Une autre explication est avancée par un sous-officier de la Gestapo de Lons-le-Saunier, qui assistait aux opérations. Pour lui, l'ampleur des arrestations n'est qu'une mesure de représailles face au harcèlement des maquisards. Jean-Claude Bonnot, dans son livre Opération Frühling (Éditions Cêtre, 2021), le cite : "Je reconnais que les arrestations, par suite de la fureur des soldats allemands qui étaient sans cesse attaqués par le maquis, étaient faites au petit bonheur et que certaines ont été maintenues injustement."
"Une épreuve très difficile" pour le maquis
Durant le temps de l'opération Frühling, les maquisards se dispersent. Ils vont errer dans les montagnes en groupe de deux ou trois. Il pleut, il fait froid. "C'est une épreuve très difficile", abonde Jean-Claude Bonnot, "car ils n'ont que très peu de ravitaillement et ils hésitent à s'approcher des habitations, par peur d'être pris par les Allemands ou d'engendrer des représailles sur la population."

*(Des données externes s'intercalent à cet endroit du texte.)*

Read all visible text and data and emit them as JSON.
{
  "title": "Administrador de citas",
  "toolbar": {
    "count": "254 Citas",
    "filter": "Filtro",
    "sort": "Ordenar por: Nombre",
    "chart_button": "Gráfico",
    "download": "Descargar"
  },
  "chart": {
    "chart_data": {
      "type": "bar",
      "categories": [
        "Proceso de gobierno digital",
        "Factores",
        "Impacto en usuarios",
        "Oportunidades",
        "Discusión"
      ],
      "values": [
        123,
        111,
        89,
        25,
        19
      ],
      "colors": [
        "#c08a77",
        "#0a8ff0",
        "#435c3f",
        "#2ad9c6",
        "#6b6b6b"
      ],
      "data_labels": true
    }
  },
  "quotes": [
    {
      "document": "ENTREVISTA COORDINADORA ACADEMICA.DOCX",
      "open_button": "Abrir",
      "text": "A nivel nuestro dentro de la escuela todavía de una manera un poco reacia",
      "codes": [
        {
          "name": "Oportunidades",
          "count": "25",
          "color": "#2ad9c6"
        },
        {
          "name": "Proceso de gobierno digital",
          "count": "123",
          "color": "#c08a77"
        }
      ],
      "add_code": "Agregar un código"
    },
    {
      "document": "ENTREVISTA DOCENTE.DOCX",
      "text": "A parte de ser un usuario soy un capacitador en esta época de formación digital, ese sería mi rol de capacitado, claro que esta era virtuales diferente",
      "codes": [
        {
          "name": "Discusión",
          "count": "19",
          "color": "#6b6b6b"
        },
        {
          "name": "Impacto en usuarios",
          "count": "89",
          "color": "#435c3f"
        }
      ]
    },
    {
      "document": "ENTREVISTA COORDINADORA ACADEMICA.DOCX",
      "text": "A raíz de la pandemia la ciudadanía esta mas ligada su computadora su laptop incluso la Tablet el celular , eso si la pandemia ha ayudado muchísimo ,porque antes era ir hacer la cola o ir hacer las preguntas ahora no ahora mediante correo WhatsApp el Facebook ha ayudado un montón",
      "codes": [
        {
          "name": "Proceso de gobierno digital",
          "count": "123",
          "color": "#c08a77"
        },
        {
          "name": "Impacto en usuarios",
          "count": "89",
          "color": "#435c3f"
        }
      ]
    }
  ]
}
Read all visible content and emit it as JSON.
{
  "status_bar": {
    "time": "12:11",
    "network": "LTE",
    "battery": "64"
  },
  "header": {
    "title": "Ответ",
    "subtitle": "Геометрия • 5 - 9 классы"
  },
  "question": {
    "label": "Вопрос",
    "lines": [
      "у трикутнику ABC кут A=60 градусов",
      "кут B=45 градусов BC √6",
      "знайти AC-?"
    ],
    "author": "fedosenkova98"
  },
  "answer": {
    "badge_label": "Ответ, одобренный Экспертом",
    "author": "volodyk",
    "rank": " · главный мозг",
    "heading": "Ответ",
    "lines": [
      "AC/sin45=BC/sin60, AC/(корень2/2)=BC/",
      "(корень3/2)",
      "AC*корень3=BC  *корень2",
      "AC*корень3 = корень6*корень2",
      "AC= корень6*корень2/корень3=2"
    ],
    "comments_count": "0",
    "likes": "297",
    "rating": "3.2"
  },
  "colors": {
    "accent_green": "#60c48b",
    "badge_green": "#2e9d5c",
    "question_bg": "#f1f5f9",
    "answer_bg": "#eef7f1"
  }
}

Ils essuient des pertes – sur les 48 maquisards du Haut-Jura morts durant l'Occupation, 22 périront lors de cette seule opération Frühling. Le 11 avril, suite à une dénonciation, Klaus Barbie parvient même à mettre la main sur les principaux chefs du maquis du Haut-Jura : le commandant Jean Duhail, alias Vallin, et Joseph Kemler, chef de l'Armée Secrète pour le secteur de Saint-Claude. Ils meurent fusillés.
Un soutien indéfectible de la population
Le dernier combat de l'opération Frühling a lieu le matin du 18 avril, à la grotte du Mont, près de Villard-Saint-Sauveur, où s'étaient réfugiés la veille 27 maquisards. Six d'entre eux sont tués par les Allemands, ainsi qu'un civil ; une ferme est incendiée et le couple de fermiers est déporté.
Près de 600 arrestations (dont la rafle du 9 avril), une soixantaine d'exécutions, une centaine d'immeubles détruits... L'opération Frühling laisse une traînée sanglante dans la forêt jurassienne. Ce n'est pourtant pas une victoire totale des nazis. Les maquisards parviendront à reconstituer leurs unités, recréer des liens avec le commandement.
Et, "surtout, le soutien de la population ne va pas diminuer, bien au contraire", ce qui surprend jusqu'aux chefs des maquisards, ajoute Jean-Claude Bonnot. "De ce point de vue, c'est un échec pour les Allemands." Dans les mois suivants, le maquis du Haut-Jura sera rejoint par de nouveaux combattants.
De 213 hommes au 7 avril 1944, ils seront 277 le 6 juin lors du débarquement, et 840 à la date du 2 septembre, lorsque Saint-Claude devient la première ville du Jura libérée de l'occupation allemande.